The Sultans Palace has been closed to visitors for over 10 years and we were the first group to be allowed access. No photos were allowed anywhere except for the official group photo. The whole place was museum like showcasing the history of the Sultans and their wives, the gifts received and artefacts brought back from foreign tours along with the guest accommodation. An early Sultan was a friend of Queen Victoria and frequently visited England, the buildings are influenced by British and Malay architecture. The palace overlooks the Straits of Johor, between Malaysia and Singapore and when the Japanese overran Malaysia, driving the British out, the Japanese based themselves here as they believed, correctly, that the British would not bomb such a beautiful building.

After the obligatory walk round the gift shop we moved on to the craft village with some interesting craft work on display.

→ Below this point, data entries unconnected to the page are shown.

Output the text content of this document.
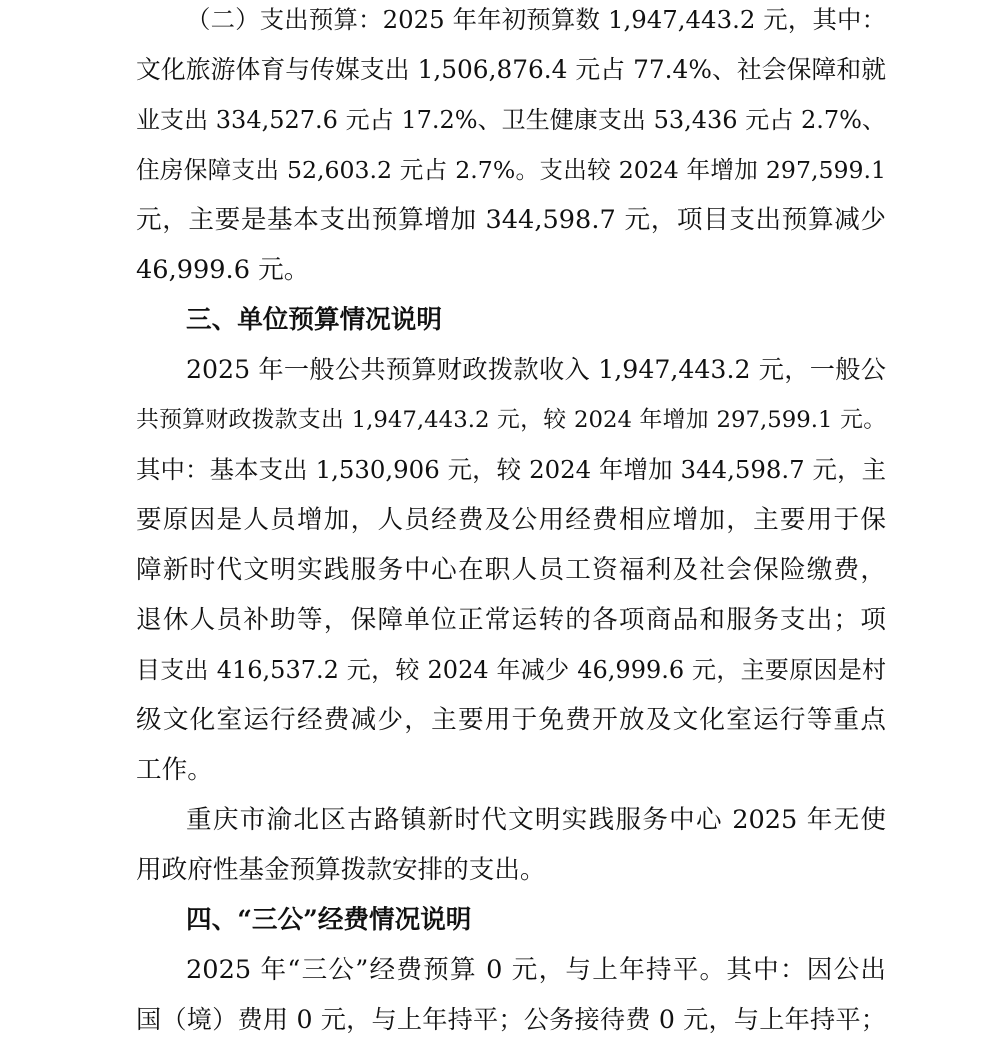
（二）支出预算：2025 年年初预算数 1,947,443.2 元，其中：
文化旅游体育与传媒支出 1,506,876.4 元占 77.4%、社会保障和就
业支出 334,527.6 元占 17.2%、卫生健康支出 53,436 元占 2.7%、
住房保障支出 52,603.2 元占 2.7%。支出较 2024 年增加 297,599.1
元，主要是基本支出预算增加 344,598.7 元，项目支出预算减少
46,999.6 元。
三、单位预算情况说明
2025 年一般公共预算财政拨款收入 1,947,443.2 元，一般公
共预算财政拨款支出 1,947,443.2 元，较 2024 年增加 297,599.1 元。
其中：基本支出 1,530,906 元，较 2024 年增加 344,598.7 元，主
要原因是人员增加，人员经费及公用经费相应增加，主要用于保
障新时代文明实践服务中心在职人员工资福利及社会保险缴费，
退休人员补助等，保障单位正常运转的各项商品和服务支出；项
目支出 416,537.2 元，较 2024 年减少 46,999.6 元，主要原因是村
级文化室运行经费减少，主要用于免费开放及文化室运行等重点
工作。
重庆市渝北区古路镇新时代文明实践服务中心 2025 年无使
用政府性基金预算拨款安排的支出。
四、“三公”经费情况说明
2025 年“三公”经费预算 0 元，与上年持平。其中：因公出
国（境）费用 0 元，与上年持平；公务接待费 0 元，与上年持平；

An interesting bamboo musical instrument at the Craft Village, plucked or tapped it makes a sound quite like a piano

Then on to the Parliament and government offices. The government is based on the Westminster style and the architectural style is taken from the Grand Mosque and the Alhambra palace. The path from the government buildings to the parliament and the interior of the chamber is lined up with Mecca. The Sultan has the ultimate say in whether a law is passed or not and he sits below a copy of the Quran so that his judgement and that of parliament is inspired by Allah.

Inside the parliament chamber, under the pineapple skylight

The walkway between the government offices and the parliament building aligns with Mecca

A dance troupe in the civic gardens displaying traditional dress

At long last we were taken to a food court for lunch before the final part of the tour, Tanjung Piai, (cape of the golden leather fern) the southernmost point of mainland Asia. At the junction of the Malacca and Johor straits the National park was set up to protect the wetlands and mangroves from erosion and oil spills in this area of heavy shipping. There is a replanting scheme in progress and boardwalks take you out to view the flats and to reach the southernmost point.

Water monitor lizard, we saw these swimming around the marina, about 2m long.

Southermost point of mainland Asia

The next stage is to clear out of Puteri and head north.